Hardware gate — @pytest.mark.neuron tests dispatched to a per-repo trn1.2xlarge via SSM, run manually by maintainers via scripts/run_neuron_tests.sh. Catches MLIR-verifier issues, numerical behavior, and real NEFF compile.
Canonical reference — published spec vectors, PyTorch-parity tolerance, or scipy / PySCF / LAPACK agreement, depending on the library.

Per-kernel details live in each sub-project's docs/architecture.md. Per-phase definitions live in the suite roadmap.

Status by sub-project¶

Sub-project	Phase 1 tracker	Status	NKI kernels	Blog retrospective
trnfft	#51	✅ Hardware-validated	butterfly FFT, batched FFT, complex GEMM, DFT-as-GEMM fast path, Kahan butterfly	trnfft: FFT on hardware that doesn't want to be an FFT engine
trnblas	#21	✅ Hardware-validated	GEMM, SYRK, fused DF-MP2 energy reduction	trnblas: fusing DF-MP2 energy reduction into one NKI kernel
trnrand	#18	🚧 Simulator-validated, upstream-blocked	Philox 4×32-10, Box-Muller	trnrand: RNG is a four-engine workload
trnsolver	#26	🕑 Simulator-validated	batched-sweep Jacobi `eigh`, Newton–Schulz inverse-sqrt, CG / GMRES with Jacobi preconditioner	trnsolver: Jacobi for Trainium
trnsparse	#14	✅ Hardware-validated	BSR-128 SpMM, fused screened SpMM, CSR-materialized SpMM	trnsparse: the tile is the unit, not the nonzero
trntensor	#27	✅ Hardware-validated	2-index + batched `nc_matmul`, fused MP2 energy, 4-index AO→MO transform	trntensor: when the kernel boundary is the API

Legend:

✅ Hardware-validated — kernels pass @pytest.mark.neuron on trn1; NKI is the default dispatch target when neuronxcc is available.
🕑 Simulator-validated — kernels pass nki-simulator CI; hardware runs queued.
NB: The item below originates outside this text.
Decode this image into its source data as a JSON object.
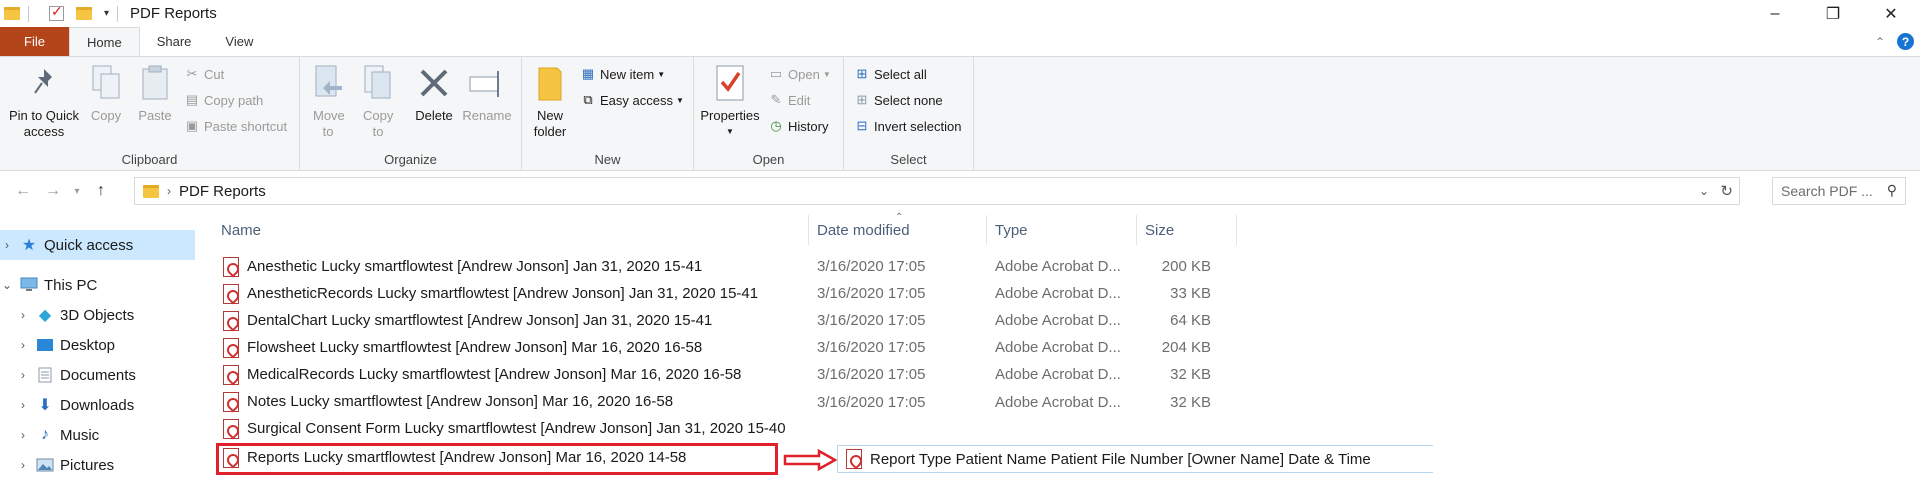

PyTorch is the default until hardware passes.
🚧 Simulator-validated, upstream-blocked — kernels compile and run; the library has a named, trackable NKI primitive gap preventing numerically-correct hardware output. See the blog retrospective for specifics.

Cross-suite infrastructure¶

NKI 0.3.0 migration complete across all six libraries. Coordination tracked in trnsci/trnsci#5. Narrative: The dev loop just got a lot shorter.
nki-simulator CI gate on ubuntu-latest for every library. Fast iteration for Python-layer correctness; does not replace hardware for MLIR-verifier or numerical-behavior checks.
Hardware CI runs manually via per-repo scripts/run_neuron_tests.sh against a <repo>-ci-trn1 instance.

Looking ahead¶

trnrand's Phase 1 closes when either an NKI integer-multiply primitive or a bitwise-exact nl.copy path lands. Tracked in aws-neuron-sdk#1308.
trnsolver's hardware validation is the remaining simulator-to-hardware gap; Phase 3 introduces the Tensor Engine reformulation of the Jacobi rotation and dispatch-count reduction.
Phases 2–5 (precision, single-chip perf, multi-chip, generation-specific optimization) build on top of Phase 1 per the roadmap and are tracked per sub-project via the matching phase-N labels.

Design RFCs¶

Sub-projects with published design docs for upcoming phases:

trnblas: fused DF-MP2 pair-energy kernel (Phase 3) — collapse (T*(2T−T.T)/denom).sum() into one SBUF-resident Vector+Scalar pass; targets 3–6× speedup on the DF-MP2 hot path.
trnrand: SBUF-resident streaming Generator (Phase 3) — pre-compiled multi-distribution kernel with pipelined GpSimd / Vector / Scalar engines.
trnrand: counter-partitioned multi-chip RNG (Phase 4) — bit-exact cross-cluster-size RNG via Philox counter-space partitioning.

Maintenance¶

This page is updated when a Phase 1 tracker closes (or opens, for any new sub-project added to the suite). Historic state lives in the git history — no versioning beyond that.